Russians Rightly Have Much to Fear

Russians Rightly Have Much to Fear

Recent developments in Russia have evoked memories of a famous line by Vladimir Lenin: "The courts should not do away with terror … but should give it foundation and legality, clearly, honestly and without embellishments." In just the six months since he reseated himself as president, Vladimir Putin has been busy creating a legislative framework that might make Lenin proud.


Under the Soviet legal system, the court was an arm of the government, a system designed to protect the state from an individual, rather than to protect an individual from the state. Treason was defined in the Soviet Criminal Code as being part of a public group that acted "under the influence" of the bourgeoisie. This all sounds eerily similar to trends resurfacing in today's Russia, except that Putin has been less candid about what his framework could enable, beyond describing a need for "stability." More likely he wants to instill fear, albeit without the terror of the past. He wants a more civilized, acceptable reinterpretation of the Soviet period, although that is hardly consolation for Russia's beleaguered civil society and opposition.

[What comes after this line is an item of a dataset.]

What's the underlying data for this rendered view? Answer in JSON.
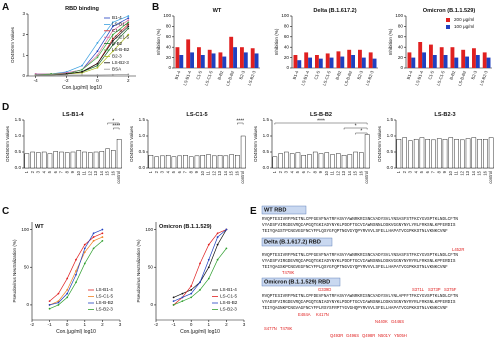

Russians are afraid — and for good reason. Almost any conversation between Russian citizens and representatives of foreign organizations on human rights issues could now be construed by the courts as treasonous, with jail sentences of up to 20 years. The definition of espionage in the treason law, which went into effect on Wednesday, includes "furnishing financial, material, technical, consultative or other help to a foreign state, or international or foreign organization." This absurdly broad definition is already being applied in scary ways. Ivan Moseyev was charged earlier this week with treason by Moscow for allegedly destabilizing the frozen Arkhangelsk region through his studies of an ancient people who had ties to Norway.